Always intone, the T9937 is best used as a featured instrument for all ensemble types.
The Vito family of tenors are crafted and priced for beginners. Named after Vito Pascucci, the woodwind repairman for the Glenn Miller orchestra, Vito saxes are a mainstay in student ensembles.
The Vito V7141T makes a high quality instrument accessible to the novice. Like its cousin in the Yanagisawa line, the V7141T features legendary Leblanc craftsmanship and playability.
The Selmer name is synonymous with quality, reliability, and musicality. Known to hold their value as they age, Selmers find their way into many professional studios and ensembles.
Selmer Tenor 74 Reference Saxophone Review
Available in a variety of finishes with customizable engravings, the Selmer Reference Model 74 is a world class tenor built in the noble tradition of the Mark VI series.
Recognized for a beefy sound, the 74 is often deployed in the jazz setting, but also has a versatility that has it at home in a chamber or symphonic ensemble.
A favorite of consummate musicians the world ‘round, the 74 receives constant endorsement and praise from professionals.
In the Selmer Series III grouping, the Model 64 seems to be a good option for the intermediate musician.

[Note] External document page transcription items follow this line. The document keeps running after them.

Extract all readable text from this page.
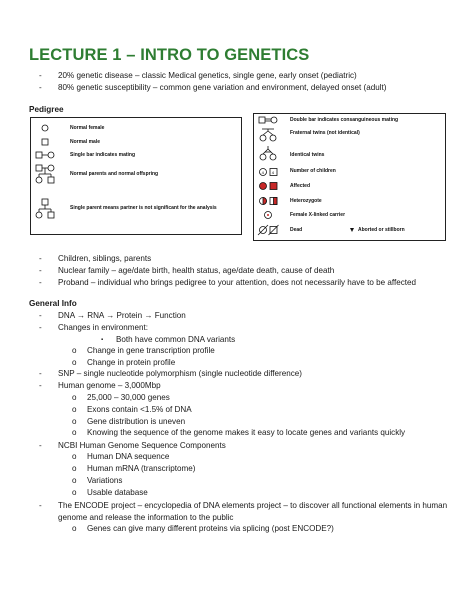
LECTURE 1 – INTRO TO GENETICS
- 20% genetic disease – classic Medical genetics, single gene, early onset (pediatric)
- 80% genetic susceptibility – common gene variation and environment, delayed onset (adult)
Pedigree
Normal female
Normal male
Single bar indicates mating
Normal parents and normal offspring
Single parent means partner is not significant for the analysis
4 4
Double bar indicates consanguineous mating
Fraternal twins (not identical)
Identical twins
Number of children
Affected
Heterozygote
Female X-linked carrier
Dead	Aborted or stillborn
- Children, siblings, parents
- Nuclear family – age/date birth, health status, age/date death, cause of death
- Proband – individual who brings pedigree to your attention, does not necessarily have to be affected
General Info
- DNA → RNA → Protein → Function
- Changes in environment:
▪ Both have common DNA variants
o Change in gene transcription profile
o Change in protein profile
- SNP – single nucleotide polymorphism (single nucleotide difference)
- Human genome – 3,000Mbp
o 25,000 – 30,000 genes
o Exons contain <1.5% of DNA
o Gene distribution is uneven
o Knowing the sequence of the genome makes it easy to locate genes and variants quickly
- NCBI Human Genome Sequence Components
o Human DNA sequence
o Human mRNA (transcriptome)
o Variations
o Usable database
- The ENCODE project – encyclopedia of DNA elements project – to discover all functional elements in human
genome and release the information to the public
o Genes can give many different proteins via splicing (post ENCODE?)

Featuring deftly fast action and immediate sound response, 64s provide accessible pricing to high school or college students without compromising Selmer quality.
When it comes to tenor saxophones, Yamaha’s models continue to stand above the rest. Renowned by artists of all ability levels and playing contexts, Yamahas provide a “birth to grave” continuum of options as the tenor player deepens his or her skill set.
On the high end of the Yamaha line, the 62Z is a noteworthy option. Featuring quick, fluid action and a sultry tone color, the 62Z takes “cool” to new heights.
With standard features like blue steel springs, hand engraved markings, and a variety of lacquered finishes, the 62Z offers the professional a beautiful, versatile, and buttery smooth saxophone.
Yamaha YTS-82ZII Custom Z Tenor Saxophone Review
The Yamaha 82Z is perhaps the most exotic tenor saxophone option available today. Crafted in French brass with mother-of-pearl embellishments, the 82Z is known by many professionals as the “Custom.”
When expense is not a concern for the would-be 82 owner, Yamaha designers gladly take the 82Z base and sketch a finished product that meets the needs and desires of the professional musician.
Gold plating, crystal keys, and wool felt pads are among the myriad options available on the Custom.
When the tenor nears completion, Yamaha designers will even entertain the professional’s preferred design and messaging for the bell of the saxophone. Customization aside, the real beauty of the 82Z lies in its sound production.
With precise mechanics, an airtight body, and deftly manufactured key holes, the 82Z offers the most perfect sound available in a tenor.
Using only the most durable materials in construction, Yamaha designers insure that the 82 does not break down.
The downside is cost. A professional must be willing and able to spend 20K or more to own a one-of-a-kind 82Z.
Yamaha also offers stellar starter instruments. While the YAS and YTS saxophones are manufactured to Yamaha’s exacting standards, they are sized and priced for the novice.
Like other top brands, Yamaha is known for producing instruments of consistent quality throughout all levels of tenor performance.
Tenor saxophones are lovely, versatile, and buttery smooth instruments. Many novices are attracted to instrumental music after seeing and hearing a tenor belt the blues or hold down a counter melody in a symphonic work.
Likewise, selecting and owning the right tenor for the right musician is a wonderful opportunity that deepens the performer’s reverence for the instrument.
As always, be patient when you select a tenor. Ask good questions. Consider the actual instrument over the brand of instrument. Prepare for deepened playing enjoyment.